Shutdown your LLM service:

%%bash
serve shutdown -y

Deploy to production with Anyscale services#

For production, it’s recommended to use Anyscale services to deploy your Ray Serve app on a dedicated cluster without code changes. Anyscale provides scalability, fault tolerance, and load balancing, ensuring resilience against node failures, high traffic, and rolling updates. See Deploying a small-sized LLM for an example with a small-sized model like the Qwen2.5-VL-7 B-Instruct used in this tutorial.


Limiting images per prompt#

Ray Serve LLM uses vLLM as its backend engine. You can configure vLLM by passing parameters through the engine_kwargs section of your Serve LLM configuration.
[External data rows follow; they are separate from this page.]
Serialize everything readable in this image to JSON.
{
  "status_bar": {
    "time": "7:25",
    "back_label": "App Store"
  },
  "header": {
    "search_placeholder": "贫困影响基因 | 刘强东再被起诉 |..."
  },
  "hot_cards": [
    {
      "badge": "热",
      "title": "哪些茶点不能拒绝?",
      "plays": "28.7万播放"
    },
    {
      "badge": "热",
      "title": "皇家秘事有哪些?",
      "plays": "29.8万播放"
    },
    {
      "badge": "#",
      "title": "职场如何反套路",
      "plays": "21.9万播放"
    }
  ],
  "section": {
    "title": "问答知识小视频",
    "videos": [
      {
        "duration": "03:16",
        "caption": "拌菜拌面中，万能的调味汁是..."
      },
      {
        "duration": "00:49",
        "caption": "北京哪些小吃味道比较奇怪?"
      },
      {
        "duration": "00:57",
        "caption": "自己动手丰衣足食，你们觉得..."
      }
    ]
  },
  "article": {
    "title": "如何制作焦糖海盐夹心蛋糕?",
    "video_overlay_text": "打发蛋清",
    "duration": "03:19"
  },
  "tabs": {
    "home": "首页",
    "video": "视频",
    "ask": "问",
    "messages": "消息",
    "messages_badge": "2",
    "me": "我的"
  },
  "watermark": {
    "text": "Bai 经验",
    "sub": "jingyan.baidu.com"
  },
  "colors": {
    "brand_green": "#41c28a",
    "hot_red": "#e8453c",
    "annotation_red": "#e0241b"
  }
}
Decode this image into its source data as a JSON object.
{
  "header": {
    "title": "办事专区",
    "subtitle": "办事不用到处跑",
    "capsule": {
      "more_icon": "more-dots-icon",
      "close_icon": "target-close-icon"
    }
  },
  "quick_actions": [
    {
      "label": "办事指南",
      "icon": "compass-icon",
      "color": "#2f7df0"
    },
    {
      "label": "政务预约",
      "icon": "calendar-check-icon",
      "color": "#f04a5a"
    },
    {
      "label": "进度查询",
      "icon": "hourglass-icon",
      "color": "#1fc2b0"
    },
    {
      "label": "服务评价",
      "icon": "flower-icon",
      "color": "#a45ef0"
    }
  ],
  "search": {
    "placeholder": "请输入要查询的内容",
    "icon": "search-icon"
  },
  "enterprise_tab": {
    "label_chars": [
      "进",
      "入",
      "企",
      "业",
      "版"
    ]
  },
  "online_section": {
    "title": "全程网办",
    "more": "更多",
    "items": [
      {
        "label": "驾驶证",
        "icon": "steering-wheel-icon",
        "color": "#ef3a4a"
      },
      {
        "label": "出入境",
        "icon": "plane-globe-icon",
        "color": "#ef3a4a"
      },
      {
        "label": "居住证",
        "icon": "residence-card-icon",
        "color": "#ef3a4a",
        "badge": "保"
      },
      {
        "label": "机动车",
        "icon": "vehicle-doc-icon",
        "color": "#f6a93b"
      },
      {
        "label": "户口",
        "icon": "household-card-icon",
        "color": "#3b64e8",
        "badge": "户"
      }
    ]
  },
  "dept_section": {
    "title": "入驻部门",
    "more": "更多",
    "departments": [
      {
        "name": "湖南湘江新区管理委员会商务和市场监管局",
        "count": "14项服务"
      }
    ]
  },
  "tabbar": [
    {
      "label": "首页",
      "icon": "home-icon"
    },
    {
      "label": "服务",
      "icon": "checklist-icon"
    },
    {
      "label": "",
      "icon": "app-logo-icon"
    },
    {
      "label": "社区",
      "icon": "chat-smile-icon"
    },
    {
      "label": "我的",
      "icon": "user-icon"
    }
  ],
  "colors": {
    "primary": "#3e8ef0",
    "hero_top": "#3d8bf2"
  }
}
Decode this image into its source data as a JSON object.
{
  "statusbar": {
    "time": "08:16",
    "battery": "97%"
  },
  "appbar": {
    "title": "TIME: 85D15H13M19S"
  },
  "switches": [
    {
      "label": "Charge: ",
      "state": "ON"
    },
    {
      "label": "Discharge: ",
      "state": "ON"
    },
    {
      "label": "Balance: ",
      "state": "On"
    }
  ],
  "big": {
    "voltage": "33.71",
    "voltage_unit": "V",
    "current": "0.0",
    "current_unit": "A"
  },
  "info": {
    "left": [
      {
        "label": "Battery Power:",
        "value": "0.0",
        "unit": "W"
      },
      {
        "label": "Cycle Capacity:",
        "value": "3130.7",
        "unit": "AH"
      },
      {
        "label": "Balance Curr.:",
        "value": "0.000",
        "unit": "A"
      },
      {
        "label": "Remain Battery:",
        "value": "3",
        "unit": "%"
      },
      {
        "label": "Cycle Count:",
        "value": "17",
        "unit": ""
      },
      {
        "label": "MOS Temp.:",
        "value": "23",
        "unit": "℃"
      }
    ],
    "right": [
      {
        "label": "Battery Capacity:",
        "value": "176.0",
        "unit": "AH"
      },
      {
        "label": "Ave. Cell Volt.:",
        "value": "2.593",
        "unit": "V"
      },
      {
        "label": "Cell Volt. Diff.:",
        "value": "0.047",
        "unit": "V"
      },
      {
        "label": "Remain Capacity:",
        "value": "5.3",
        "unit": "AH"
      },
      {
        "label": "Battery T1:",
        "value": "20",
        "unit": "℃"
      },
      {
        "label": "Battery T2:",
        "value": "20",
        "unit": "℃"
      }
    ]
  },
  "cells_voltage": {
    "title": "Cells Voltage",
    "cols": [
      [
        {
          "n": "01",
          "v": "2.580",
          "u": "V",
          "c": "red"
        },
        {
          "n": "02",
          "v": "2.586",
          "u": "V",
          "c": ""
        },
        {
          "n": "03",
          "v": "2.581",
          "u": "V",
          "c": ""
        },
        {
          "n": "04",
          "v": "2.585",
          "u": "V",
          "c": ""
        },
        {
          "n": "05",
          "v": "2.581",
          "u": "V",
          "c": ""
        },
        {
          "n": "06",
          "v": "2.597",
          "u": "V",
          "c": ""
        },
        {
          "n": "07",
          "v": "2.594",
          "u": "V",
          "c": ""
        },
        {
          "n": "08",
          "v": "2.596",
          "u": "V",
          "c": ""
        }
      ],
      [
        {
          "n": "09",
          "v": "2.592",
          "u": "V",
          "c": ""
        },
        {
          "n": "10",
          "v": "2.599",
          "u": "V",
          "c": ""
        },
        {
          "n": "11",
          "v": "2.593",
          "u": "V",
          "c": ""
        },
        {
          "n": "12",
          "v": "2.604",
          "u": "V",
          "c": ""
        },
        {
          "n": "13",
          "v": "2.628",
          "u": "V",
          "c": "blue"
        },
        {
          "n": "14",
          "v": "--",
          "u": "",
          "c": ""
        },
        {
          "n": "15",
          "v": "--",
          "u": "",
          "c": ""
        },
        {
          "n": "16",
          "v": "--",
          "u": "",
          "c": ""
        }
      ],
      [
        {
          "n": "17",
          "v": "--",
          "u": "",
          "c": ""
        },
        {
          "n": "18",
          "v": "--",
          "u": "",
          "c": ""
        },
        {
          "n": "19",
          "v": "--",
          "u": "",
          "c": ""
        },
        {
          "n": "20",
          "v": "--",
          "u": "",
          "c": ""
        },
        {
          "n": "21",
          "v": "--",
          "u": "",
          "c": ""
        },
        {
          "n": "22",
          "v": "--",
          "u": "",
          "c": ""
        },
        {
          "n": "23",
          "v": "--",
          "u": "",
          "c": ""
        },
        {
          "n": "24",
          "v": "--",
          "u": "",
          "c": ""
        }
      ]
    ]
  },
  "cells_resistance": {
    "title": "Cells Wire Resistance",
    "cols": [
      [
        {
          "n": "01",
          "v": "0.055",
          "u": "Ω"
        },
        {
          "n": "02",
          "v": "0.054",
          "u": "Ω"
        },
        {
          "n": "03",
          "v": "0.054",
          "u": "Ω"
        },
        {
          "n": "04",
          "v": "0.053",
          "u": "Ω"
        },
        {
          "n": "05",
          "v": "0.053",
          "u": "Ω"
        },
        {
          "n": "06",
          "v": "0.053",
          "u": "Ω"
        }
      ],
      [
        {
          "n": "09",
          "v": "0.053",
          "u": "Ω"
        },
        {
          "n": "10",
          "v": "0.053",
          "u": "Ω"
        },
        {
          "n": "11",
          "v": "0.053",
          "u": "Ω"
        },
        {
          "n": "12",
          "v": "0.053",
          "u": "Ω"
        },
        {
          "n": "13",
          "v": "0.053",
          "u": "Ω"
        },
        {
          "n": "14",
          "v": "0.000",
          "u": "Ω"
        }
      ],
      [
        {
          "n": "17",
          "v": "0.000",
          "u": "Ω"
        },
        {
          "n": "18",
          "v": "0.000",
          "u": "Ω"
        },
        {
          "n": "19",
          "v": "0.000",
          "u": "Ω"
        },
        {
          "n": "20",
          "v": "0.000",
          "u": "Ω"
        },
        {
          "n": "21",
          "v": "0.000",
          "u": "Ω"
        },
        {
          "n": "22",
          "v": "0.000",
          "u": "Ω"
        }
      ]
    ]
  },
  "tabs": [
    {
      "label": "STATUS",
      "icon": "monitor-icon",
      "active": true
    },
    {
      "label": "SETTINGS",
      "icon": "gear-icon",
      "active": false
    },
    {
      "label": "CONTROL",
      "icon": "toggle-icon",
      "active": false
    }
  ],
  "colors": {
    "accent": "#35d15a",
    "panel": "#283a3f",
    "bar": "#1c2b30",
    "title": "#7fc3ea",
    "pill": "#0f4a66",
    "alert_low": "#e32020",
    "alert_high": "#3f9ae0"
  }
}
For a full list of supported options, see the vLLM documentation.

In particular, you can limit the number of images per request by setting limit_mm_per_prompt in your configuration.

applications:
- ...
  args:
    llm_configs:
        ...
        engine_kwargs:
          ...
          limit_mm_per_prompt: {"image": 3}

Summary#

In this tutorial, you deployed a vision LLM with Ray Serve LLM, from development to production. You learned how to configure Ray Serve LLM, deploy your service on your Ray cluster, and send requests with images.